Indeed. The convenience of Government is no excuse for Government doing anything. We the People don’t exist to give Government something to do. Government works for us.

It’s time to thoroughly rein in the SEC, and a (not the) efficient way to do so is for Congress to cut the SEC’s budget to the bone, including reducing its payroll line item, until the SEC’s commissioners and staff straighten up or are replaced. And note that that payroll line item includes those commissioners’ pay.

Financial Institutions Retreating from ESG Claptrap

Or are they?

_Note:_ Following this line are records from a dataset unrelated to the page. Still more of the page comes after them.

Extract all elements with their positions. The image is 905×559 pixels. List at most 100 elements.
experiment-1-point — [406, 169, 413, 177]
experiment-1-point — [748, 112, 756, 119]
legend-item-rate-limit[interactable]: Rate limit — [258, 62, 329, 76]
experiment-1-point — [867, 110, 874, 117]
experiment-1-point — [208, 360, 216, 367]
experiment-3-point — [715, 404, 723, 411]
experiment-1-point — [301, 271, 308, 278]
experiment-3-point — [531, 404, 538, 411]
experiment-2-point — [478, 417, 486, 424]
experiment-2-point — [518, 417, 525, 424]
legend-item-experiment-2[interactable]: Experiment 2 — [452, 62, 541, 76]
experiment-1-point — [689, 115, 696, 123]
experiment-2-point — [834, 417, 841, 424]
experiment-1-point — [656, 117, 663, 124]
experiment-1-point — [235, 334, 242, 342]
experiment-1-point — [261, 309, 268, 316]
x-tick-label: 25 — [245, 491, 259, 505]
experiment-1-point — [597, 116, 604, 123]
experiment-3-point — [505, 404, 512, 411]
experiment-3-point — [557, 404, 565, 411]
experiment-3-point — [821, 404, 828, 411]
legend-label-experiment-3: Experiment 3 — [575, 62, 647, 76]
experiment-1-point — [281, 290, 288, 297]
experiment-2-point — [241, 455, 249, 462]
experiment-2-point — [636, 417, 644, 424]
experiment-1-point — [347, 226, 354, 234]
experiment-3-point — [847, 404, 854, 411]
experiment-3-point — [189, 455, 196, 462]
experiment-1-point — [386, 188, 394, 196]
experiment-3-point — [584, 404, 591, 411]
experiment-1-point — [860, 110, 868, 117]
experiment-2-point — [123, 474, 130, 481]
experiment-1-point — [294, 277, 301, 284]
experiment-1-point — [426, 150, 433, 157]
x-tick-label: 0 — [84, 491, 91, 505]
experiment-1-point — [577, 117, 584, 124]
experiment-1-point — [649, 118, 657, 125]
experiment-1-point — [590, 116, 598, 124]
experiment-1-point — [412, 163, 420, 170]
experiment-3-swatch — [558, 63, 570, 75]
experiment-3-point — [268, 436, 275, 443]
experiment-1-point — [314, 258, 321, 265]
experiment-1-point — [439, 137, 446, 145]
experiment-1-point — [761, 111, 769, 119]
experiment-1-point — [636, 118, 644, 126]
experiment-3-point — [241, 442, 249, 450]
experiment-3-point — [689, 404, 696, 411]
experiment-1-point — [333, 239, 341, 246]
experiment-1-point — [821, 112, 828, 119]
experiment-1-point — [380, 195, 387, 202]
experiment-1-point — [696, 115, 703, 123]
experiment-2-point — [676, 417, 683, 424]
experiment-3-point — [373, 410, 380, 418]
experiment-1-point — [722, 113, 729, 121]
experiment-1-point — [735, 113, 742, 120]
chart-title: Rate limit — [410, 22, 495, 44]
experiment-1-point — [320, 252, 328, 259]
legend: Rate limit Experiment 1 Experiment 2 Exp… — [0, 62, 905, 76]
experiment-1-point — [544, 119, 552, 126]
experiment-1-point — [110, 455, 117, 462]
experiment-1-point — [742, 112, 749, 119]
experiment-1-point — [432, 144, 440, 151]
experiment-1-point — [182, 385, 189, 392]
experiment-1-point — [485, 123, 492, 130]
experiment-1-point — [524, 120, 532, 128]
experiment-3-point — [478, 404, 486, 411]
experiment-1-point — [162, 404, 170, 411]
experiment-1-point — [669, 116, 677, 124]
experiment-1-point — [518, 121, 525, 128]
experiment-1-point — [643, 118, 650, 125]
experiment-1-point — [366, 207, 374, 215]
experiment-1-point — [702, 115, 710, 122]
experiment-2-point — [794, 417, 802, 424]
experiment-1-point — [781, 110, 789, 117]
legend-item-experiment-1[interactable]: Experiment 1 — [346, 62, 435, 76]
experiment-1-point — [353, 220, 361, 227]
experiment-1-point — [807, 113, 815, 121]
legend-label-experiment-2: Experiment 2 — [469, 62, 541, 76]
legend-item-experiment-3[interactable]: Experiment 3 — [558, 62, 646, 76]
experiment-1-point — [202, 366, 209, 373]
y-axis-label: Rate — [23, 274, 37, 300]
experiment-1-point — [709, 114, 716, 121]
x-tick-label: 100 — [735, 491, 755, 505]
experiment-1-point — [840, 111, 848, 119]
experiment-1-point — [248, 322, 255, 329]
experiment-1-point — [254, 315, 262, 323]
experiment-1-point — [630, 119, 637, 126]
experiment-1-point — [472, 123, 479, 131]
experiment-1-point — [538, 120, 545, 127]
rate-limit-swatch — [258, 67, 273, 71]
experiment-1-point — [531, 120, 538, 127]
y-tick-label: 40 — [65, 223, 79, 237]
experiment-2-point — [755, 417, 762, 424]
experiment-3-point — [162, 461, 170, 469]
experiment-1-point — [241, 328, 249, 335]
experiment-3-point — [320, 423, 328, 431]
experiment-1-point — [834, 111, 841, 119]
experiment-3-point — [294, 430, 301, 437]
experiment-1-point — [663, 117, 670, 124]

Are they, maybe, simply moving to disguise their ESG claptrap in other ways or only altering their rhetoric without materially altering their censorious behavior?

States have responded [to the explosion of ESG irrelevances] with a barrage of legislation that restricts the use of ESG factors or targets entities that boycott certain industries.
Financial institutions are reacting to these state-level actions with what appears to be a retreat from their commitment to ESG, but there are questions if they are changing or just regrouping the efforts under new names.

One way to control for financial institutions’ weasel-wording around those State-level bars (whether those institutions are looking sub rosa to avoid the bars or not) would be to require financial institutions that decline a loan application, or cancel an account, or otherwise restrict one relative to similar accounts of other customers is the following.

Require financial institutions to explain their adverse actions to their customers in concrete, measurable terms supported by including in their letters of explanation the hard, factual data they used to form their adverse actions, along with the concretely termed concerns the financial institution claims to have toward its adversely affected customer/prospective customer. Simply asserting that the enterprise/individual doesn’t align with the financial institution’s values doesn’t cut it. Which value? How? Show them the hard data supporting the assertion. Explain how any data provided by the enterprise/individual falls short.

There are no serious compliance difficulty/cost concerns here. The financial institution taking the adverse action already has collected and organized the data and concerns underlying its action; the institution has merely to copy/paste those materials into the letter advising its customer/prospective customer of the adverse action.